New robots/search engine strategy (tngrobots.php)


Darrin Lythgoe

Recommended Posts

Darrin Lythgoe

Hi everyone,

Per my recent posting on the mailing list, I have created a new file called tngrobots.php that directs TNG which meta restrictions pertaining to robots to include on which pages.

I have attempted to categorize each script, with content-rich pages getting full indexing, link-rich pages getting no indexing but yes to "following", and everything else getting "no index, no follow".

There are definitely some gray areas there, however, and I would appreciate any feedback you might have about what belongs where and why (don't forget the "why" if you want to convince me).

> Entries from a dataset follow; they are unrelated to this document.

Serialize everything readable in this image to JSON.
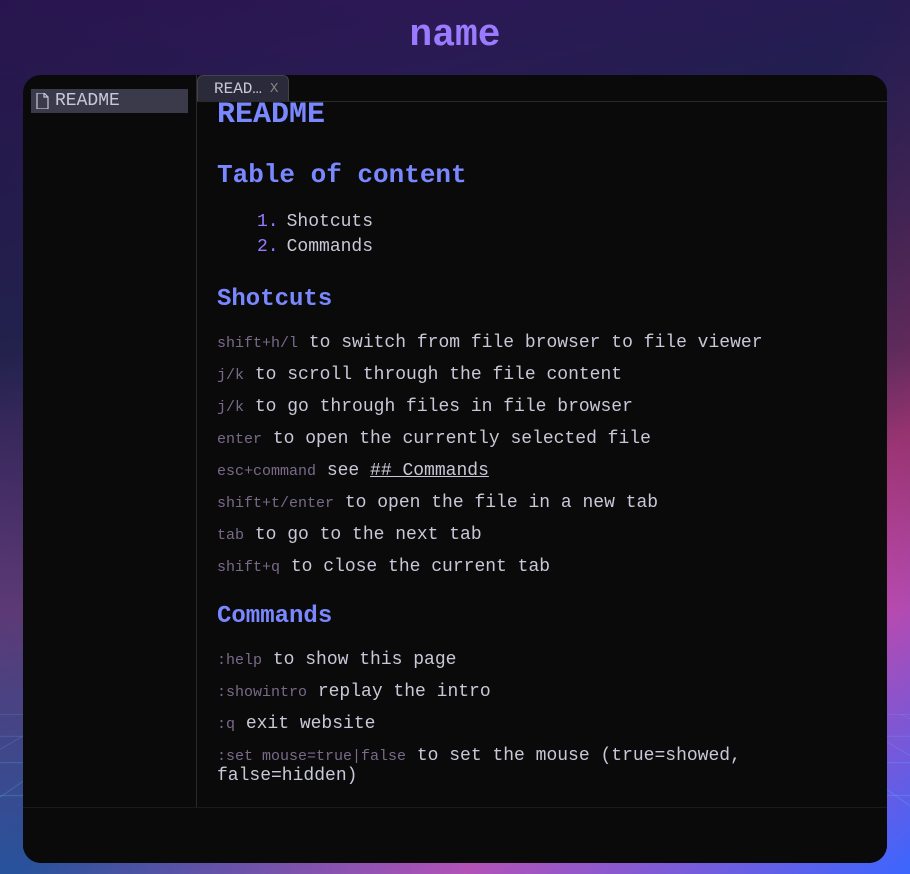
{
  "header": {
    "title": "name"
  },
  "sidebar": {
    "files": [
      {
        "icon": "file-icon",
        "name": "README"
      }
    ]
  },
  "tabs": [
    {
      "label": "READ…",
      "close": "X"
    }
  ],
  "doc": {
    "title": "README",
    "toc_heading": "Table of content",
    "toc": [
      {
        "num": "1.",
        "label": "Shotcuts"
      },
      {
        "num": "2.",
        "label": "Commands"
      }
    ],
    "shortcuts_heading": "Shotcuts",
    "shortcuts": [
      {
        "kbd": "shift+h/l",
        "text": " to switch from file browser to file viewer"
      },
      {
        "kbd": "j/k",
        "text": " to scroll through the file content"
      },
      {
        "kbd": "j/k",
        "text": " to go through files in file browser"
      },
      {
        "kbd": "enter",
        "text": " to open the currently selected file"
      },
      {
        "kbd": "esc+command",
        "text": " see ",
        "link": "## Commands"
      },
      {
        "kbd": "shift+t/enter",
        "text": " to open the file in a new tab"
      },
      {
        "kbd": "tab",
        "text": " to go to the next tab"
      },
      {
        "kbd": "shift+q",
        "text": " to close the current tab"
      }
    ],
    "commands_heading": "Commands",
    "commands": [
      {
        "kbd": ":help",
        "text": " to show this page"
      },
      {
        "kbd": ":showintro",
        "text": " replay the intro"
      },
      {
        "kbd": ":q",
        "text": " exit website"
      },
      {
        "kbd": ":set mouse=true|false",
        "text": " to set the mouse (true=showed, false=hidden)"
      }
    ]
  }
}
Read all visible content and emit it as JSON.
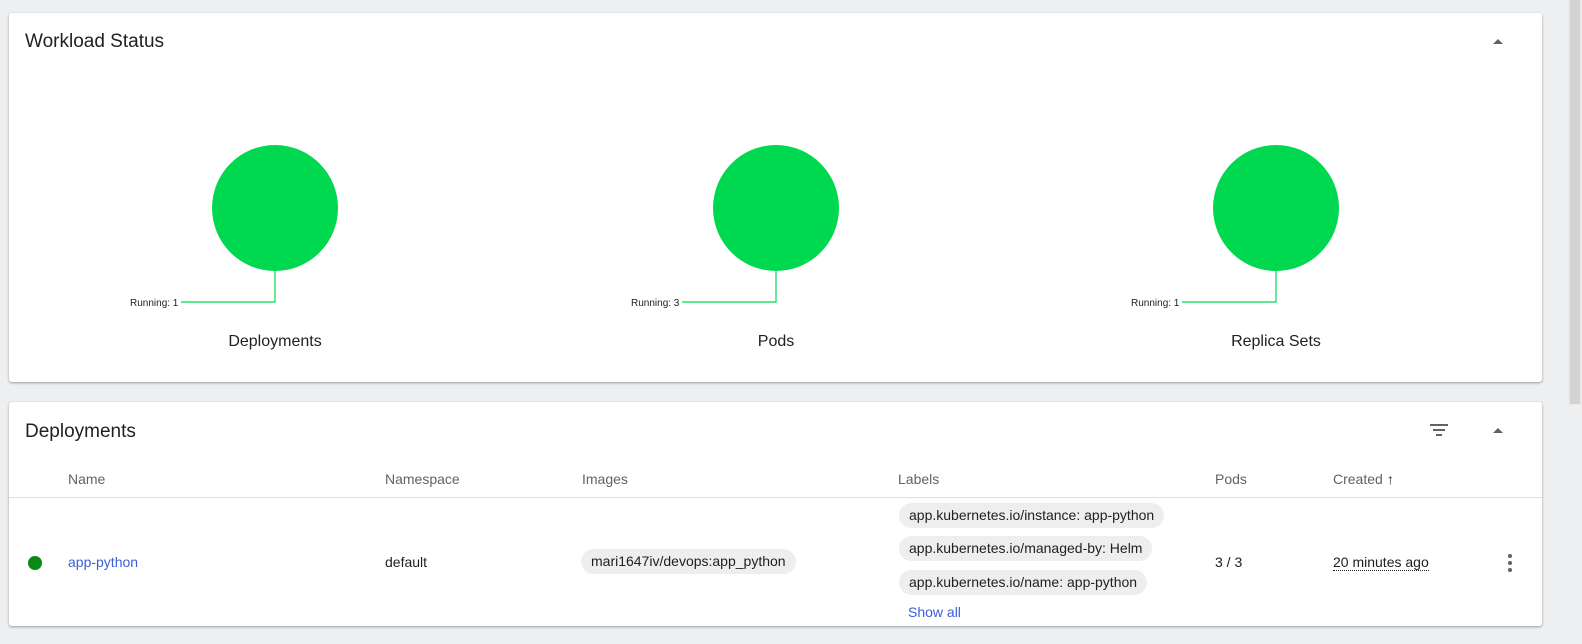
{
  "workload_status": {
    "title": "Workload Status",
    "charts": [
      {
        "name": "Deployments",
        "running_label": "Running: 1",
        "running": 1,
        "color": "#00d94f"
      },
      {
        "name": "Pods",
        "running_label": "Running: 3",
        "running": 3,
        "color": "#00d94f"
      },
      {
        "name": "Replica Sets",
        "running_label": "Running: 1",
        "running": 1,
        "color": "#00d94f"
      }
    ],
    "collapse_icon": "arrow-drop-up-icon"
  },
  "deployments": {
    "title": "Deployments",
    "filter_icon": "filter-list-icon",
    "collapse_icon": "arrow-drop-up-icon",
    "columns": {
      "name": "Name",
      "namespace": "Namespace",
      "images": "Images",
      "labels": "Labels",
      "pods": "Pods",
      "created": "Created",
      "created_sort_icon": "↑"
    },
    "rows": [
      {
        "status_color": "#0a8a12",
        "name": "app-python",
        "namespace": "default",
        "image": "mari1647iv/devops:app_python",
        "labels": [
          "app.kubernetes.io/instance: app-python",
          "app.kubernetes.io/managed-by: Helm",
          "app.kubernetes.io/name: app-python"
        ],
        "show_all": "Show all",
        "pods": "3 / 3",
        "created": "20 minutes ago"
      }
    ]
  },
  "colors": {
    "accent_link": "#3c5fd6",
    "running_green": "#00d94f"
  }
}
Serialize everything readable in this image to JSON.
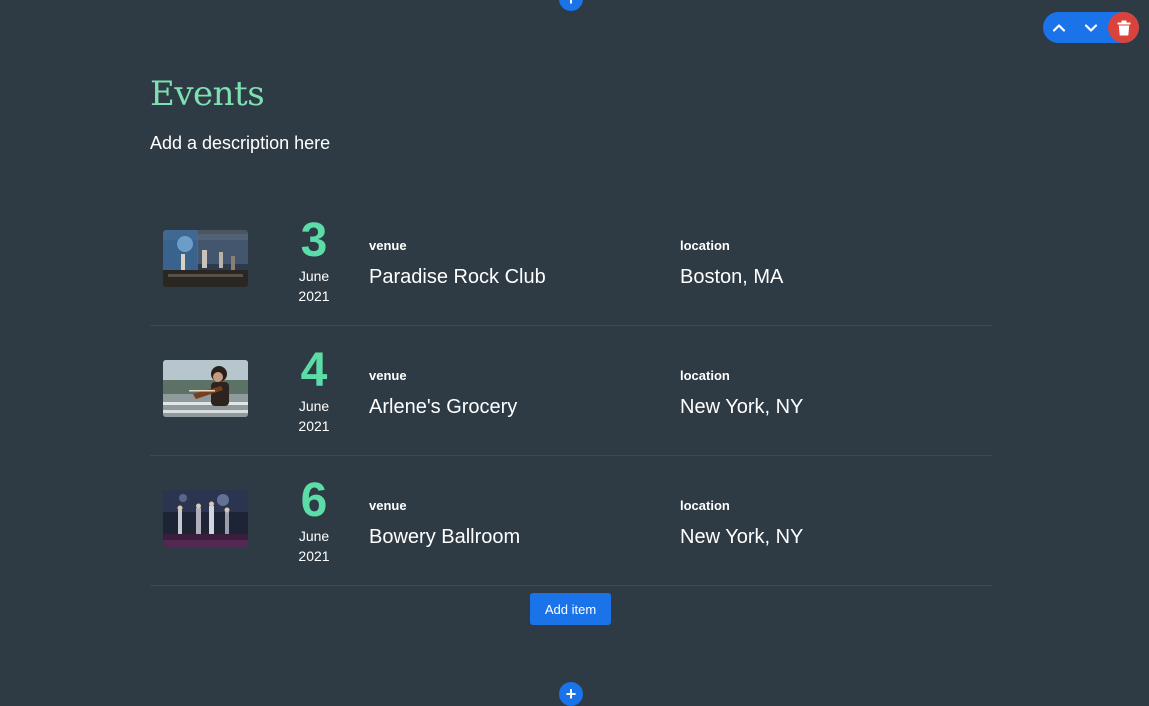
{
  "section": {
    "title": "Events",
    "description": "Add a description here",
    "add_item_label": "Add item"
  },
  "controls": {
    "icons": [
      "chevron-up-icon",
      "chevron-down-icon",
      "trash-icon"
    ],
    "accent": "#1a73e8",
    "danger": "#d9433b"
  },
  "colors": {
    "background": "#2e3b45",
    "title": "#7ee0b2",
    "day": "#5cdca6"
  },
  "events": [
    {
      "day": "3",
      "month": "June",
      "year": "2021",
      "venue_label": "venue",
      "venue": "Paradise Rock Club",
      "location_label": "location",
      "location": "Boston, MA"
    },
    {
      "day": "4",
      "month": "June",
      "year": "2021",
      "venue_label": "venue",
      "venue": "Arlene's Grocery",
      "location_label": "location",
      "location": "New York, NY"
    },
    {
      "day": "6",
      "month": "June",
      "year": "2021",
      "venue_label": "venue",
      "venue": "Bowery Ballroom",
      "location_label": "location",
      "location": "New York, NY"
    }
  ]
}
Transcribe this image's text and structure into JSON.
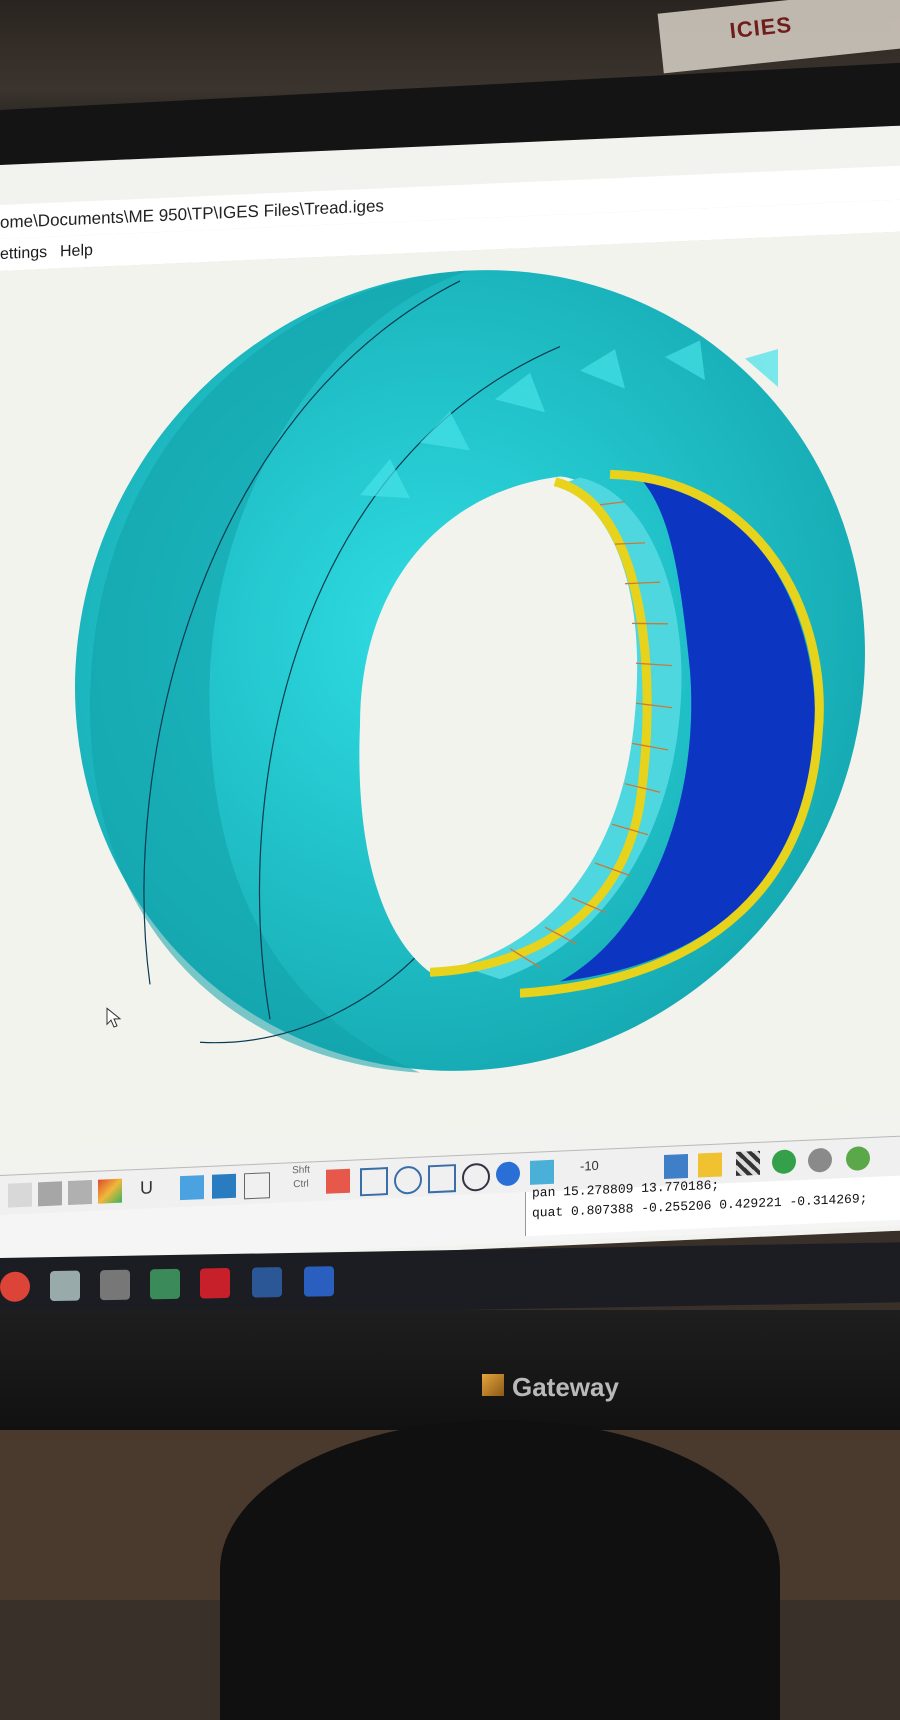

The beauty of this system will be that you can tweak this to your hearts content all from one page, but I'd like to optimize it before I release it to the public.

Anyway, here's the code:

<?php

if( !$cms[support] )

$tngscript = basename( $SCRIPT_NAME, ".php" );

else

$tngscript = $file;

//No index only

$NOI = "<meta name="robots" content="noindex">n";

//No follow only

$NOF = "<meta name="robots" content="nofollow">n";

//No index AND no follow

$NOINOF = "<meta name="robots" content="noindex,nofollow">n";

//each "case" is the name of the script file without the ".php" at the end

switch( $tngscript ) {

//allow full indexing

case "cemeteries":

case "getperson":

case "familygroup":

case "headstones":

case "showheadstone":

case "showmap":

case "showphoto":

case "showrepo":

case "showsource":

case "showtree":

case "surnames":

case "surnames-all":

case "surnames-oneletter":

$flags[norobots] = "";

break;

//no indexing, but allow link following

case "browsedocs":

case "browseheadstones":

case "browsenotes":

case "browsephotos":

case "browserepos":

case "browsesources":

case "browsetrees-old":

case "descend":

case "extrastree":

case "register":

case "reports":

case "search":

case "showreport":

case "ahnentafel":

case "pedigree":

case "pedigreetext":

case "surnames100":

case "ultraped":

$flags[norobots] = $NOI;

break;

//no index, no follow

case "addnewacct":

case "anniversaries":

case "browsetrees":

case "changelanguage":

case "desctracker":

case "gedform":

case "login":

case "newacctform":

case "places-all":

case "places-oneletter":

case "places":

case "placesearch":

case "places100":

case "relateform":

case "relationship":

case "searchform":

case "sendlogin":

case "showlog":

case "suggest":

case "timeline2":

case "whatsnew":

default:

$flags[norobots] = $NOINOF;

break;

}

?>

Thanks!

Darrin

Link to comment
Share on other sites

I'm wondering about the thoughts behind having some pages that are "no index but allow followiing"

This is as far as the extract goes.